Pero pasemos de la patología, por epidémica que sea, a la supuesta normalidad. Si los políticos de hoy escriben peor que Burke, parecen retornar a sus tesis sobre la representación. Las recientes declaraciones del canciller Kohl, según las cuales la consecución de la Unión Monetaria es una opción responsabilidad de liderazgo, al margen de los sentimientos contrarios de la opinión, coinciden con el famoso discurso del inglés a sus electores de Bristol, según el cual la representación electoral legitimaba, pero en manera alguna vinculaba al representante, que podía obrar como mejor le pareciera. Sin duda el canciller añadía consideraciones "existenciales" de sabor shimittiano con resonancias menos liberales, pero la tesis era en el fondo la misma.

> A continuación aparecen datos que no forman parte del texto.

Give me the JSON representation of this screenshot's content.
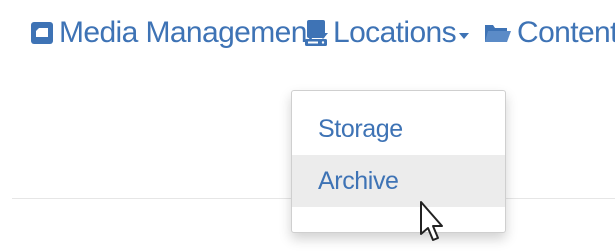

Es claro que la fórmula de Burke, su elaboración doctrinaria y su difusión decimonónica, respondía a una idea de la soberanía nacional que creíamos superada por la de soberanía popular. Pero el caso es que no se vuelve ahora de ésta hacia aquélla, sino que, marginando tanto la voluntad ignara del pueblo como cualquier periclitada instancia nacional, la legitimidad de la autonomía de los gobernantes se busca ahora en el proceso histórico; no, claro está, en la experiencia pasada sino en la interpretación normativa de su futuro. Y en eso, precisamente, consiste el profetismo que, de tejas abajo, es alienante porque conduce a una sociedad cerrada, es decir, aquélla en la que el futuro no es disponible sino que está prescrito.
Que así eran las sociedades marxistas no nos cabe ya duda alguna. Pero, cambiando todo lo que hay que cambiar, existen grandes similitudes entre la ilusión, cuyo pasado ha reconstruido A. Furet, y el nuevo ethos de la ineluctabilidad del proceso histórico basado en la bondad de su meta final que justifica empresas tales como la integración europea.
La integración en efecto, con todos sus costes, se legitima no porque la quieran los pueblos de Europa (basta ver los eurobarómetros), sino porque se estima necesaria para asegurar la paz entre ellos y proyectar su posición en el mundo. Como es necesaria, resulta deseable y, porque se desea, el silogismo afectivo lleva a considerarla ineluctable. Sus partidarios conocen así el futuro, con igual rigor, en todos los sentidos del término, que los profetas.
Este conocimiento de iniciados que sabe por dónde va la historia no es siempre accesible al hombre de la calle. Pero, por eso, conviene no consultar a éste mucho sobre la cuestión, -ni referendos ni elecciones inoportunas-, y aquéllos, los ilustrados, responsables, por conocer el sentido de la historia, de acelerar su paso, forman de hecho una vanguardia que, más allá de las fronteras, han de marginar solidariamente las resistencias nacionales y populares al proceso salvador.
Consultar a los pueblos, ¡qué ingenuidad!, ironizaba Ernest Renan hace más de cien años. Esto hará sonreír a los trascendentales de la política, a los infalibles que, desde lo alto de sus superiores principios, se apiadan de la vulgaridad ajena. La compensación sólo se encuentra en que, para seguir parafraseando a Renan, los hemos visto cambiar de dogmas tantas veces y siempre con tanta convicción -de una sagrada familia a otra, decía Raymond Aron-, que sus posibles errores no inspiran ya temor, sino indiferencia.